L’État Islamique (EI) et sa guerre totale contre l’hétérodoxie

6 L’EI a brisé l’équilibre Sykes-Picot et il a unifié de fait la Syrie et l’Irak sous la bannière du Califat. Le caractère purement imaginaire de celui-ci ne doit pas nous faire oublier que son promoteur, l’EI, constitue actuellement le fer de lance de la mouvance sunnite orthodoxe hanbalite. Cette école coranique décline à la fois la pensée wahhabite et celle salafiste des pieux ancêtres, as-salaf. Son idéologie se fonde, entre autres, sur la conviction que le véritable Islam serait celui du premier siècle de l’époque hégirienne, ensuite corrompu par les multiples apports des mécréants. Ces associationnistes, mushrikîn sont accusés d’associer d’autres personnalités à celle de Dieu, ce qui est contraire au dogme fondamental de l’Unicité de Dieu, al-tawahîd. Ce fait suffit à l’EI pour prôner la conversion forcée des non-sunnites ou en alternative le meurtre de tous les mécréants (Yézidis et Shabbaks) ainsi que des musulmans apostats tels que les chiites, les druzes et les alaouites. Il faut croire que de telles ambitions nécessitent un appareil fonctionnel très performant, puisque l’EI s’est doté d’une structure inédite pour une organisation terroriste, qui comprend un volet militaire et un volet institutionnel, capable de déployer une administration civile parallèle.
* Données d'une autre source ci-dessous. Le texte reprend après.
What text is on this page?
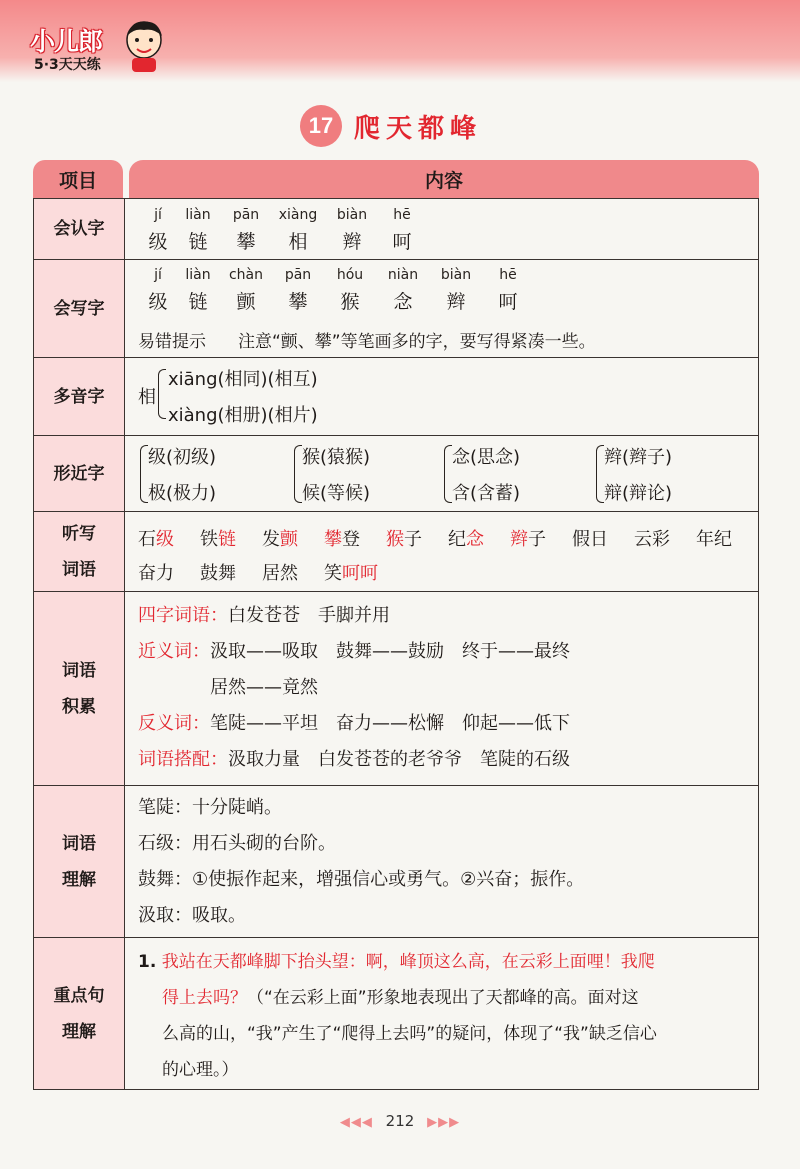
小儿郎
5·3天天练
17 爬天都峰
项目	内容
会认字
jí
级
liàn
链
pān
攀
xiàng
相
biàn
辫
hē
呵
会写字
jí
级
liàn
链
chàn
颤
pān
攀
hóu
猴
niàn
念
biàn
辫
hē
呵
易错提示 注意“颤、攀”等笔画多的字，要写得紧凑一些。
多音字	相
xiāng(相同)(相互)
xiàng(相册)(相片)
形近字
级(初级)
极(极力)
猴(猿猴)
候(等候)
念(思念)
含(含蓄)
辫(辫子)
辩(辩论)
听写
词语
石级 铁链 发颤 攀登 猴子 纪念 辫子 假日 云彩 年纪
奋力 鼓舞 居然 笑呵呵
词语
积累
四字词语：白发苍苍　手脚并用
近义词：汲取——吸取　鼓舞——鼓励　终于——最终
居然——竟然
反义词：笔陡——平坦　奋力——松懈　仰起——低下
词语搭配：汲取力量　白发苍苍的老爷爷　笔陡的石级
词语
理解
笔陡：十分陡峭。
石级：用石头砌的台阶。
鼓舞：①使振作起来，增强信心或勇气。②兴奋；振作。
汲取：吸取。
重点句
理解
1. 我站在天都峰脚下抬头望：啊，峰顶这么高，在云彩上面哩！我爬
得上去吗？（“在云彩上面”形象地表现出了天都峰的高。面对这
么高的山，“我”产生了“爬得上去吗”的疑问，体现了“我”缺乏信心
的心理。）
◀◀◀ 212 ▶▶▶
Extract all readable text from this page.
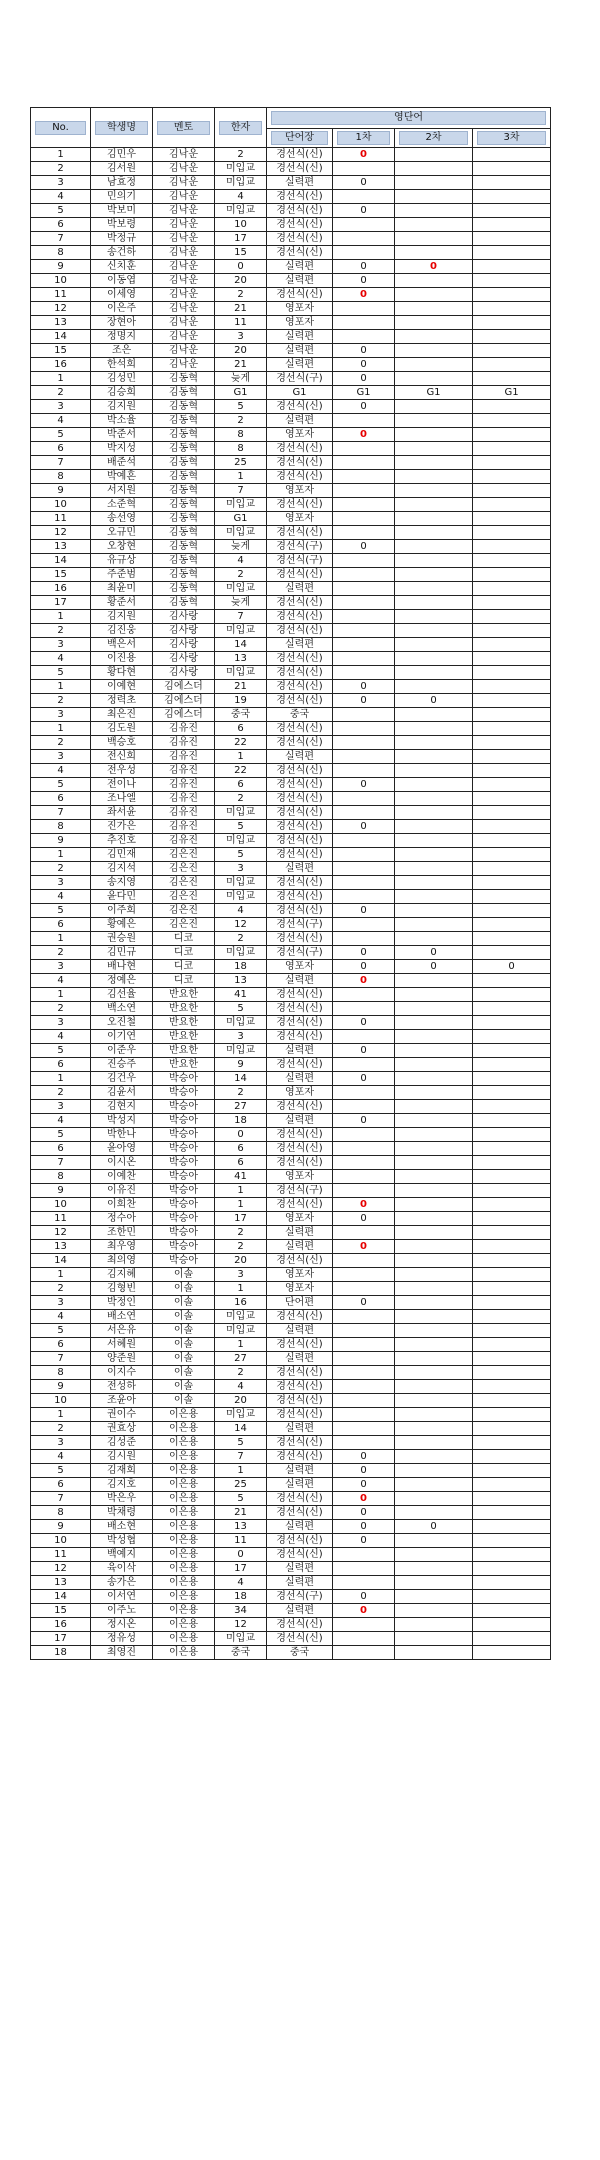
No.	학생명	멘토	한자	영단어			

				단어장	1차	2차	3차

1	김민우	김낙운	2	경선식(신)	0		
2	김서원	김낙운	미입교	경선식(신)			
3	남효정	김낙운	미입교	실력편	0		
4	민의기	김낙운	4	경선식(신)			
5	박보미	김낙운	미입교	경선식(신)	0		
6	박보령	김낙운	10	경선식(신)			
7	박정규	김낙운	17	경선식(신)			
8	송건하	김낙운	15	경선식(신)			
9	신치훈	김낙운	0	실력편	0	0	
10	이동엽	김낙운	20	실력편	0		
11	이세영	김낙운	2	경선식(신)	0		
12	이은주	김낙운	21	영포자			
13	장현아	김낙운	11	영포자			
14	정명지	김낙운	3	실력편			
15	조은	김낙운	20	실력편	0		
16	한석희	김낙운	21	실력편	0		
1	김성민	김동혁	늦게	경선식(구)	0		
2	김승희	김동혁	G1	G1	G1	G1	G1
3	김지원	김동혁	5	경선식(신)	0		
4	박소율	김동혁	2	실력편			
5	박준서	김동혁	8	영포자	0		
6	박지성	김동혁	8	경선식(신)			
7	배준석	김동혁	25	경선식(신)			
8	박예흔	김동혁	1	경선식(신)			
9	서지원	김동혁	7	영포자			
10	소준혁	김동혁	미입교	경선식(신)			
11	송선영	김동혁	G1	영포자			
12	오규민	김동혁	미입교	경선식(신)			
13	오창현	김동혁	늦게	경선식(구)	0		
14	유규상	김동혁	4	경선식(구)			
15	주준범	김동혁	2	경선식(신)			
16	최윤미	김동혁	미입교	실력편			
17	황준서	김동혁	늦게	경선식(신)			
1	김지원	김사랑	7	경선식(신)			
2	김진웅	김사랑	미입교	경선식(신)			
3	백은서	김사랑	14	실력편			
4	이진용	김사랑	13	경선식(신)			
5	황다현	김사랑	미입교	경선식(신)			
1	이예현	김에스더	21	경선식(신)	0		
2	정력초	김에스더	19	경선식(신)	0	0	
3	최은진	김에스더	중국	중국			
1	김도원	김유진	6	경선식(신)			
2	백승호	김유진	22	경선식(신)			
3	전신희	김유진	1	실력편			
4	전우성	김유진	22	경선식(신)			
5	전이나	김유진	6	경선식(신)	0		
6	조나엘	김유진	2	경선식(신)			
7	좌서윤	김유진	미입교	경선식(신)			
8	진가은	김유진	5	경선식(신)	0		
9	추진호	김유진	미입교	경선식(신)			
1	김민재	김은진	5	경선식(신)			
2	김지석	김은진	3	실력편			
3	송지영	김은진	미입교	경선식(신)			
4	윤다민	김은진	미입교	경선식(신)			
5	이주희	김은진	4	경선식(신)	0		
6	황예은	김은진	12	경선식(구)			
1	권승원	디코	2	경선식(신)			
2	김민규	디코	미입교	경선식(구)	0	0	
3	배나현	디코	18	영포자	0	0	0
4	정예은	디코	13	실력편	0		
1	김선율	반요한	41	경선식(신)			
2	백소연	반요한	5	경선식(신)			
3	오진철	반요한	미입교	경선식(신)	0		
4	이기연	반요한	3	경선식(신)			
5	이준우	반요한	미입교	실력편	0		
6	진승주	반요한	9	경선식(신)			
1	김건우	박승아	14	실력편	0		
2	김윤서	박승아	2	영포자			
3	김현지	박승아	27	경선식(신)			
4	박성지	박승아	18	실력편	0		
5	박한나	박승아	0	경선식(신)			
6	윤아영	박승아	6	경선식(신)			
7	이시온	박승아	6	경선식(신)			
8	이예찬	박승아	41	영포자			
9	이유진	박승아	1	경선식(구)			
10	이희찬	박승아	1	경선식(신)	0		
11	정수아	박승아	17	영포자	0		
12	조한민	박승아	2	실력편			
13	최우영	박승아	2	실력편	0		
14	최의영	박승아	20	경선식(신)			
1	김지혜	이솔	3	영포자			
2	김형빈	이솔	1	영포자			
3	박정인	이솔	16	단어편	0		
4	배소연	이솔	미입교	경선식(신)			
5	서은유	이솔	미입교	실력편			
6	서혜원	이솔	1	경선식(신)			
7	양준원	이솔	27	실력편			
8	이지수	이솔	2	경선식(신)			
9	전성하	이솔	4	경선식(신)			
10	조윤아	이솔	20	경선식(신)			
1	권이수	이은용	미입교	경선식(신)			
2	권효상	이은용	14	실력편			
3	김성준	이은용	5	경선식(신)			
4	김시원	이은용	7	경선식(신)	0		
5	김재희	이은용	1	실력편	0		
6	김지호	이은용	25	실력편	0		
7	박은우	이은용	5	경선식(신)	0		
8	박채령	이은용	21	경선식(신)	0		
9	배소현	이은용	13	실력편	0	0	
10	박성협	이은용	11	경선식(신)	0		
11	백예지	이은용	0	경선식(신)			
12	육이삭	이은용	17	실력편			
13	송가은	이은용	4	실력편			
14	이서연	이은용	18	경선식(구)	0		
15	이주노	이은용	34	실력편	0		
16	정시온	이은용	12	경선식(신)			
17	정유성	이은용	미입교	경선식(신)			
18	최영진	이은용	중국	중국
7 Gestion militaire et administrative du territoire, pouvoir égalisateur des faibles [3], vision politique à long terme, tels sont les ingrédients qui font le succès de l’EI, auxquels il faut encore ajouter l’habilité à mettre en place une tactique de la terreur capable de déstabiliser la conscience occidentale. On se réfère ici à la capacité dont l’EI a fait preuve de manipuler le symbolique et le psychologique au profit de sa propre métapolitique. Il n’est donc pas anormal de constater que, dans nos sociétés, il est réconfortant de croire en l’existence d’une distinction – tout à fait fausse sur le plan épistémologique – entre un islam radical et un islam modéré. Cette croyance, telle qu’elle est professée, est trompeuse car l’islam est le monothéisme qui impose le plus grand écart entre la dimension de la pratique religieuse communautaire et celle de la recherche spirituelle individuelle. Pour être plus précis, nous dirons que cette distinction (radical-modéré) n’est valable que si l’on admet que la catégorie des musulmans soufis (qui incarne la dimension spirituelle et individuelle) peut jouer un rôle dans la société civile, ce qui, au Moyen-Orient, ne se produit que dans des cas assez particuliers, et jamais en Occident. Paradoxalement, on observe que l’approche soufie est propre aux minorités hétérodoxes de l’islam (alaouites, alévis, druzes…), lesquelles par ailleurs envisagent secrètement le Coran comme une référence philosophique au même titre que les écrits néo-platoniciens et pythagoriciens. C’est ainsi que la mouvance de l’EI se retrouve aux antipodes de cette pensée en ce qu’elle incarne l’Islam politique de la mouvance wahabbo-salafiste. Contrairement à Al-Qaïda, pour laquelle l’ennemi est l’Occident, pour l’EI il s’agit surtout d’éradiquer l’apostasie musulmane afin de mieux régler ses comptes avec l’Occident.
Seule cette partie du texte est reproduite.